Multimode Hydrodynamic Instability Growth of Preimposed Isolated Defects in Ablatively Driven Foils

The Nike KrF laser facility was used to study the evolution of isolated defects with characteristic sizes of $<1$ to 10s of $\mu \mathrm{m}$ in laser-accelerated plastic foils. The experimental platform permitted, for the first time, the systematic study of localized perturbation growth, which is inherently multimode, through ablative Richtmyer-Meshkov and Rayleigh-Taylor stages and into the strongly nonlinear regime. Initial target defects were relatively large amplitude, but spatially localized, and emulated tent, fill-tube, and other nonuniformities that are present in inertial confinement fusion capsules. Face-on x-ray radiography indicated initial growth of the perturbation in both depth and width, followed by its apparent closure due to oblique spike growth. Hollow jetlike profiles of laterally expanding, rising, Rayleigh-Taylor bubbles were observed on the rear surface of the target from each isolated defect. Radiation hydrodynamic simulations provided insight into the mechanism of the closure and other features of the bubble and spike evolution specific to isolated defects.

Figure 1

Streaked areal density from (a) experiment and (b) simulation for a $20\mu \mathrm{m}$ deep by $25\mu \mathrm{m}$ wide defect. Plasma density maps of two defects, size as indicated, from fastrad3d (c) at specified times showing formation of the rising bubble and the oblique spikes as well as the lateral bubble expansion responsible for the expanding light area in the streaked image.

Figure 2

Streaked areal density (a) of a target with grooves of dimensions $0.1\times 1$, $2.5\times 6$, and $8.5\times 8.5$ deep ($\mu \mathrm{m}$) $\times$ wide ($\mu \mathrm{m}$). Linear plot (b) of the target areal density perturbation amplitude along the isolated defect centerline.
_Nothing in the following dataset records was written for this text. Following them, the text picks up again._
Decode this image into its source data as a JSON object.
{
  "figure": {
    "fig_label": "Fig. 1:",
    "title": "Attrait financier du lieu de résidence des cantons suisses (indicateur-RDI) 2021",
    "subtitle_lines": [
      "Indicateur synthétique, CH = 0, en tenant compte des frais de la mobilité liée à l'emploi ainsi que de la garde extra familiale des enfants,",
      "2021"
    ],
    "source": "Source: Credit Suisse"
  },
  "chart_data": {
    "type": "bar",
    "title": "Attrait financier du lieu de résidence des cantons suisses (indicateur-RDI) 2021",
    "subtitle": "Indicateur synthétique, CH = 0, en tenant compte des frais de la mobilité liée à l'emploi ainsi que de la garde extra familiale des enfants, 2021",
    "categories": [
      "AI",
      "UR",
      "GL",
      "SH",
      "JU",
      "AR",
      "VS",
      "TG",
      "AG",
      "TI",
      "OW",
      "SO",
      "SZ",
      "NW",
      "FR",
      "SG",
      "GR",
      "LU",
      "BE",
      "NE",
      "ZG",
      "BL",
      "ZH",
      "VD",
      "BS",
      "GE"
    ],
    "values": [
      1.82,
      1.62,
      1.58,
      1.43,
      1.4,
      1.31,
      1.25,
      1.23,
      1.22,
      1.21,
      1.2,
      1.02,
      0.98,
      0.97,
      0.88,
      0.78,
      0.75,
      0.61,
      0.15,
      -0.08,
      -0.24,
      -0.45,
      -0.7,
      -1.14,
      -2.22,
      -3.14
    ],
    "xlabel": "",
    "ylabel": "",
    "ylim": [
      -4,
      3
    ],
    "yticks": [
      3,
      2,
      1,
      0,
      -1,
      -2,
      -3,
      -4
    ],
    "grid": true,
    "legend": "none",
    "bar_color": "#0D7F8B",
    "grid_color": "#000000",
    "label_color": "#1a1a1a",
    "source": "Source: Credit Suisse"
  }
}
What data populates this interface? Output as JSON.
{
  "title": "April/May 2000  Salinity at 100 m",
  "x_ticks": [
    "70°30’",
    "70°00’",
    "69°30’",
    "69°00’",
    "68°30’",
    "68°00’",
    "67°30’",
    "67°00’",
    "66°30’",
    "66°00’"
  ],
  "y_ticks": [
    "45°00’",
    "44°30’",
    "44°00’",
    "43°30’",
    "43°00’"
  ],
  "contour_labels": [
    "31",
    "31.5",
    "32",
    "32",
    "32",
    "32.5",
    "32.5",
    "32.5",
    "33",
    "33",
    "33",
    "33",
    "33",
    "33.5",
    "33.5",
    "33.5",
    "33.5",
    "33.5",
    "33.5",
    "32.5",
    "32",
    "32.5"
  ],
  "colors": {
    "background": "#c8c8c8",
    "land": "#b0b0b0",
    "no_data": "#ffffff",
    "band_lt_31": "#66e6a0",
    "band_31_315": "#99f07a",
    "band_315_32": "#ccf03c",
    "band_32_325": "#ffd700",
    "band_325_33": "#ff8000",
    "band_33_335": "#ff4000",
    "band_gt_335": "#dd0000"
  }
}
The experimental data (solid line) is compared to RM and RT growth fitting (dotted). (c) Linear RM and RT fitted growth rates as a function of inverse defect width along with simulated fits (dashed). (d) Schematic of the RT growth in a thin layer: Ott’s model [28] for single-mode nonlinear (S-NL); multimode linear (M-L); and multimode nonlinear (M-NL) for an isolated 2D perturbation.

Figure 3

Side-on image at 2 ns of three machined defects (a) showing rear surface jets. Initial isolated defect feature size and location are indicated. A narrow ($500\mu \mathrm{m}$ wide) target shows (b) the machined defect produced a large indentation in the accelerated target at 4 ns. fastrad3d simulations show the same indentation and qualitative appearance in the transmitted backlighter signal (c) corresponding to the simulated plasma density map (d). The laser enters from the right side of the images and self-emission is evident in (b).